With die-casting, the mold is of metal and can be heated, so that the so-called cold flow occurs much less rapidly. Furthermore, the base plate is relatively thick so that virtually no cooling of casting material occurs. Optionally, with such a process, the liquid metal can be supplied under excess pressure. This is contrary to a heat exchange element for a central heating boiler. Firstly, the heat exchanger designed as monocasting is non-releasing. As a result, a mold and cores manufactured from sand, and which are lost after the casting process, have to be utilized. This excludes the possibility of casting under excess pressure. Furthermore, heating a sand cast mold is not possible. When casting a heat exchange element designed as monocasting, the liquid metal runs from one filling point, through the cavities for forming the thin-walled water channels, and thereafter flows into the cavities for forming the pins. Not only is the distance the liquid metal has to travel from the filling point to the pins much longer, because the walls bounding the water channels are thin the extent of cooling of the liquid metal is considerable—which has an adverse affect on the cold flow of the liquid metal in the pin forming cavities. The dimensions of exemplary embodiments of the present invention are in the range of, for instance, 20-50 cm, which is not comparable to the dimensions of the known heat sink.

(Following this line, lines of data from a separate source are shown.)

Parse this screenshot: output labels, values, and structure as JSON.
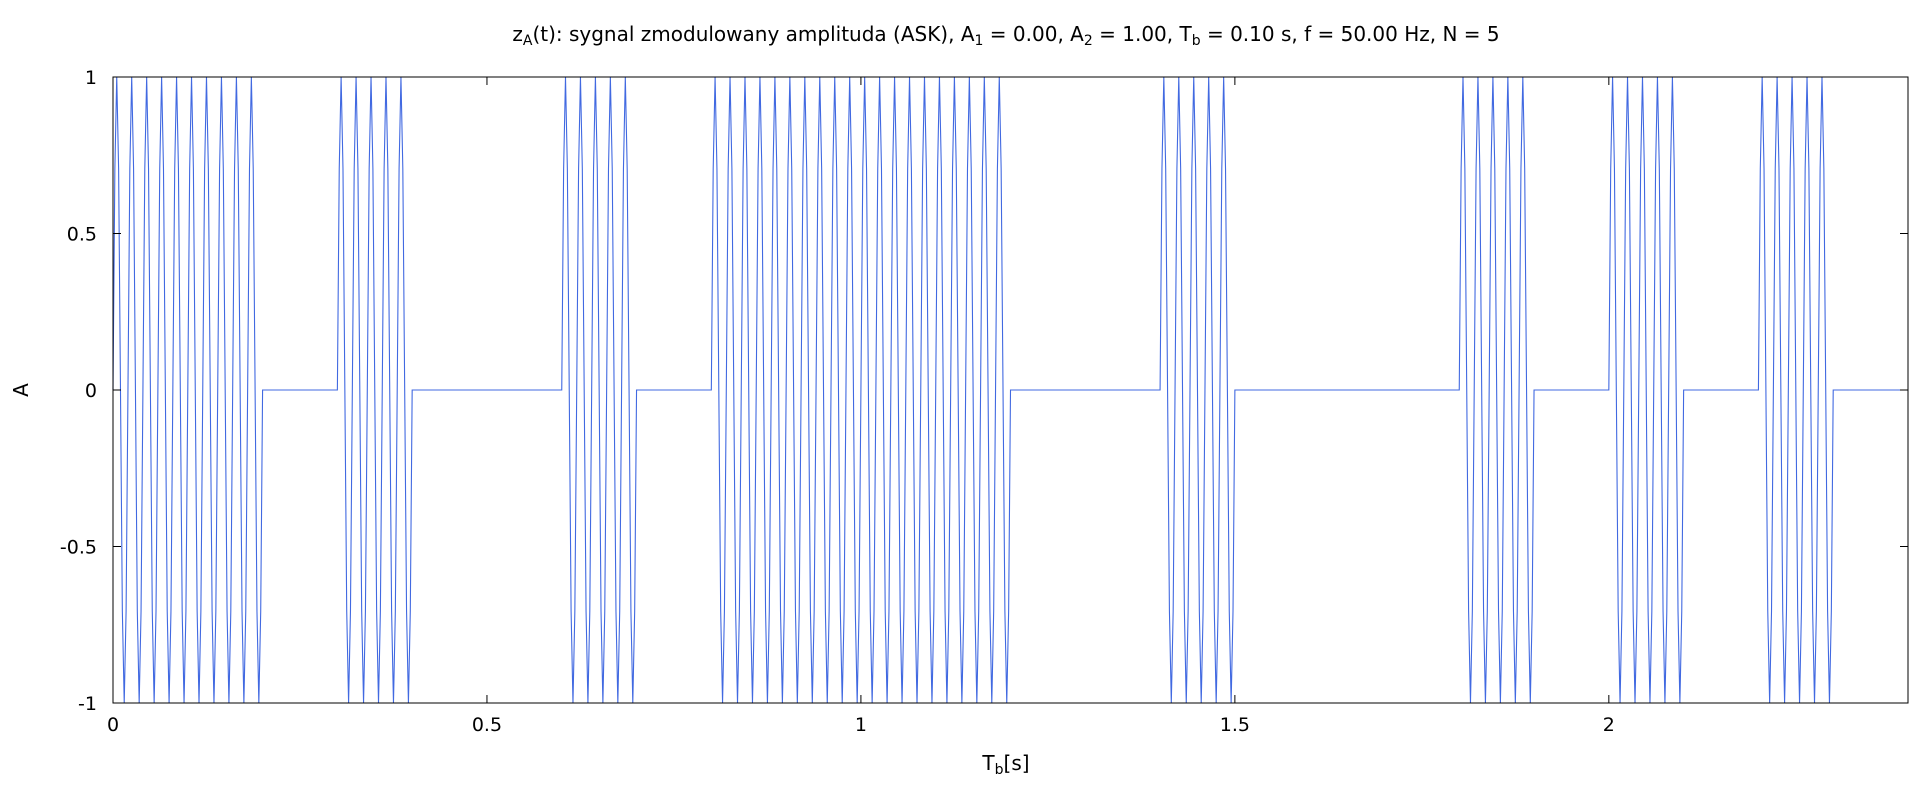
{
  "chart_data": {
    "type": "line",
    "title": {
      "prefix": "z",
      "prefix_sub": "A",
      "part1": "(t): sygnal zmodulowany amplituda (ASK), A",
      "a1_sub": "1",
      "part2": " = 0.00, A",
      "a2_sub": "2",
      "part3": " = 1.00, T",
      "tb_sub": "b",
      "part4": " = 0.10 s, f = 50.00 Hz, N = 5"
    },
    "xlabel": {
      "main": "T",
      "sub": "b",
      "rest": "[s]"
    },
    "ylabel": "A",
    "xlim": [
      0,
      2.4
    ],
    "ylim": [
      -1,
      1
    ],
    "xticks": [
      {
        "value": 0,
        "label": "0"
      },
      {
        "value": 0.5,
        "label": "0.5"
      },
      {
        "value": 1,
        "label": "1"
      },
      {
        "value": 1.5,
        "label": "1.5"
      },
      {
        "value": 2,
        "label": "2"
      }
    ],
    "yticks": [
      {
        "value": 1,
        "label": "1"
      },
      {
        "value": 0.5,
        "label": "0.5"
      },
      {
        "value": 0,
        "label": "0"
      },
      {
        "value": -0.5,
        "label": "-0.5"
      },
      {
        "value": -1,
        "label": "-1"
      }
    ],
    "grid": false,
    "series": [
      {
        "color": "#4169e1",
        "carrier_frequency_hz": 50,
        "amplitude_when_bit_1": 1.0,
        "amplitude_when_bit_0": 0.0,
        "bit_duration_s": 0.1,
        "bits": [
          1,
          1,
          0,
          1,
          0,
          0,
          1,
          0,
          1,
          1,
          1,
          1,
          0,
          0,
          1,
          0,
          0,
          0,
          1,
          0,
          1,
          0,
          1,
          0
        ]
      }
    ]
  }
}
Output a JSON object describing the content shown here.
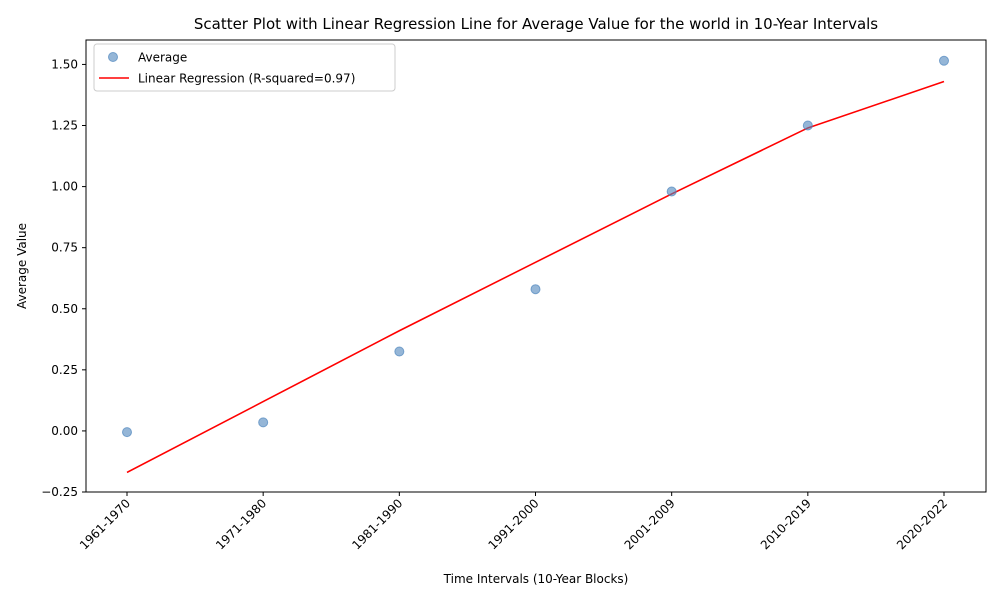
{
  "chart_data": {
    "type": "scatter",
    "title": "Scatter Plot with Linear Regression Line for Average Value for the world in 10-Year Intervals",
    "xlabel": "Time Intervals (10-Year Blocks)",
    "ylabel": "Average Value",
    "categories": [
      "1961-1970",
      "1971-1980",
      "1981-1990",
      "1991-2000",
      "2001-2009",
      "2010-2019",
      "2020-2022"
    ],
    "ylim": [
      -0.25,
      1.6
    ],
    "yticks": [
      -0.25,
      0.0,
      0.25,
      0.5,
      0.75,
      1.0,
      1.25,
      1.5
    ],
    "ytick_labels": [
      "−0.25",
      "0.00",
      "0.25",
      "0.50",
      "0.75",
      "1.00",
      "1.25",
      "1.50"
    ],
    "grid": false,
    "legend_position": "upper-left",
    "series": [
      {
        "name": "Average",
        "kind": "scatter",
        "color": "#4f86bd",
        "values": [
          -0.005,
          0.035,
          0.325,
          0.58,
          0.98,
          1.25,
          1.515
        ]
      },
      {
        "name": "Linear Regression (R-squared=0.97)",
        "kind": "line",
        "color": "#ff0000",
        "values": [
          -0.17,
          0.12,
          0.41,
          0.69,
          0.97,
          1.24,
          1.43
        ]
      }
    ]
  }
}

Also, the freedom of choice of metal used for casting a central heating heat exchange element more limited than the freedom of choice for a heat sink. The central heating heat exchange element is used in an environment of flue gases and water vapor which leads to the formation of highly corrosive acids. With a heat sink air flow is involved. For a heat sink, high-flowing alloys can be selected that can be cast in a simple manner. Such alloys, due to their corrosion sensitivity, are not suitable for the manufacture of a central heating heat exchange element.
For the above reasons, a person of average skill in the field of central heating heat exchanges element design would not turn to the field of heat sinks for guidance in designing boiler heat exchange elements, and in any event such teachings would not suggest the present invention.